ChatGPT is, in hindsight, a terribly misleading avatar for the new generation of AI. Despite “eye-watering” operational costs, it was initially free for anyone to try, and, during this unsustainable period, more than 100 million people did. It was consumer-oriented and open-ended, inviting users to figure out how they could use it to their own advantage: to speed up their work as programmers, copywriters, emailers, or students; to become suddenly and mysteriously more productive. It suggested a world in which the benefits of automation might accrue first to enterprising users — a situation in which productivity flourished between OpenAI and its users, or individual customers, to their mutual and mostly exclusive benefit. This provided, for the most avid ChatGPT users, a feeling of genuine empowerment or relief and a sense of futuristic exclusivity. They were enjoying an unusually intense version of the early adopter experience — a sensation of living slightly in the future, ahead of everyone else. What came next was always going to be a disappointment, even if it was just everyone else catching up. In reality, for ChatGPT users who thought they were at the bleeding edge of automation, and who spent a year probing the limits of the model, it might be a bit worse than that: They’ve been doing research and development for products that their currently oblivious bosses — fools! — will soon expect them to use. They weren’t getting an edge. They were using a tech demo. They were helping with market research and marketing, and their work is nearly done.
In contrast, Google’s comparatively buzzless (and slightly delayed) AI rollout is instructive in a couple of ways. A companywide integration of AI features — in its productivity software, search engine, programming tools, and virtually everywhere else across its product offerings — has taken clear priority over its stand-alone chatbot product, which was too late and probably too cautious to compete for attention with ChatGPT. With purpose-built generative helpers coming to basically every Google product, the use cases for a chat-interface omnibot are even narrower: Why bother prompting a computer pretending to be a person for help when your email software now has a button labeled “Help Me Write”? Google seems to be executing a plan similar to Microsoft’s and OpenAI’s without any sense that it’s pivoting or changing the subject. It’s both doing the obvious and in a business sense necessary thing: slotting new productivity tech into existing productivity software. Years of disorienting hype about how AI was about to change everything are rather quickly reconverging on the two dominant productivity suites. Only in OpenAI’s case does this seem like a change, and only because ChatGPT suggested to its users that it, and they, were up to something else.

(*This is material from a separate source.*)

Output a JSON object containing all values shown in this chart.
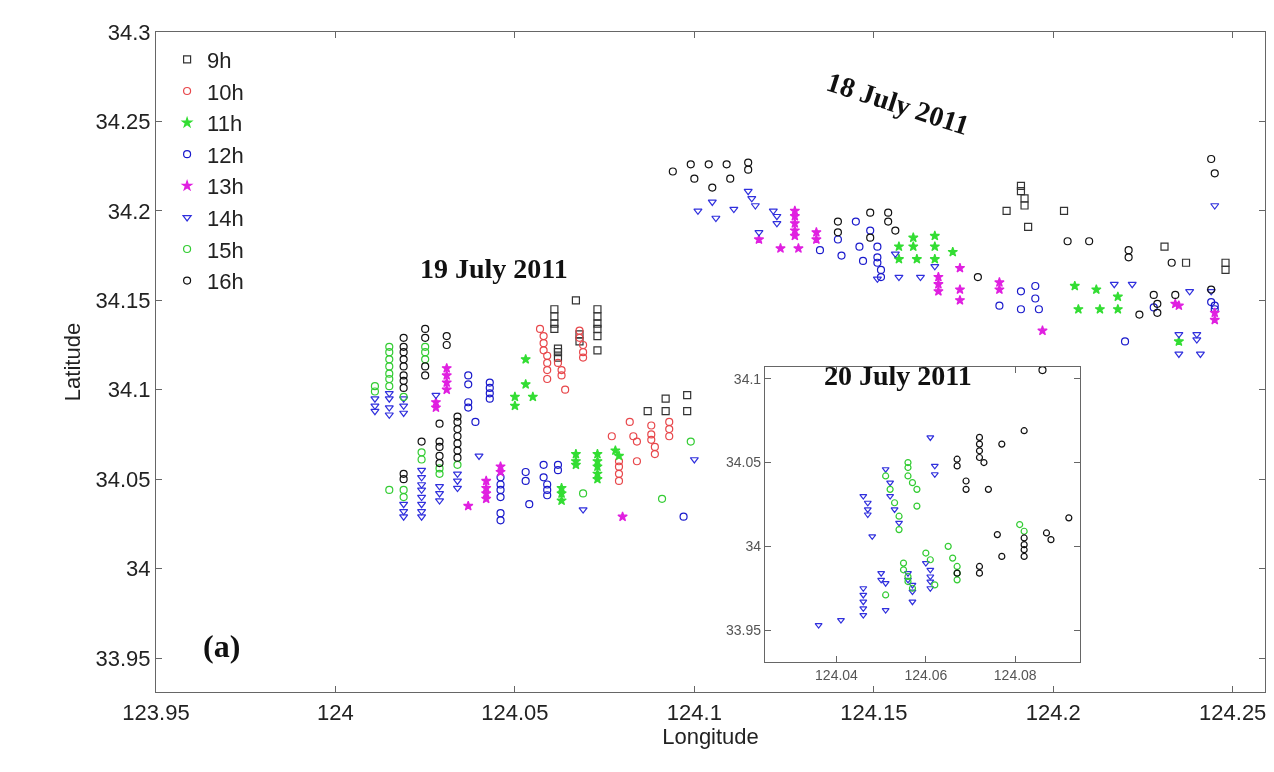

ChatGPT’s worried power users aren’t quite wrong, in other words; they’re just focused on the wrong question. Maybe ChatGPT is getting dumber! Maybe its users are running out of new things to do with it. Just as likely is the possibility that it has served its primary purpose, not just as a tool through which OpenAI could explore the potential uses of its own models with the help of millions of testers but as a historically effective fundraising tool for its parent company. Whether or not it’s changing, it might be leaving them behind.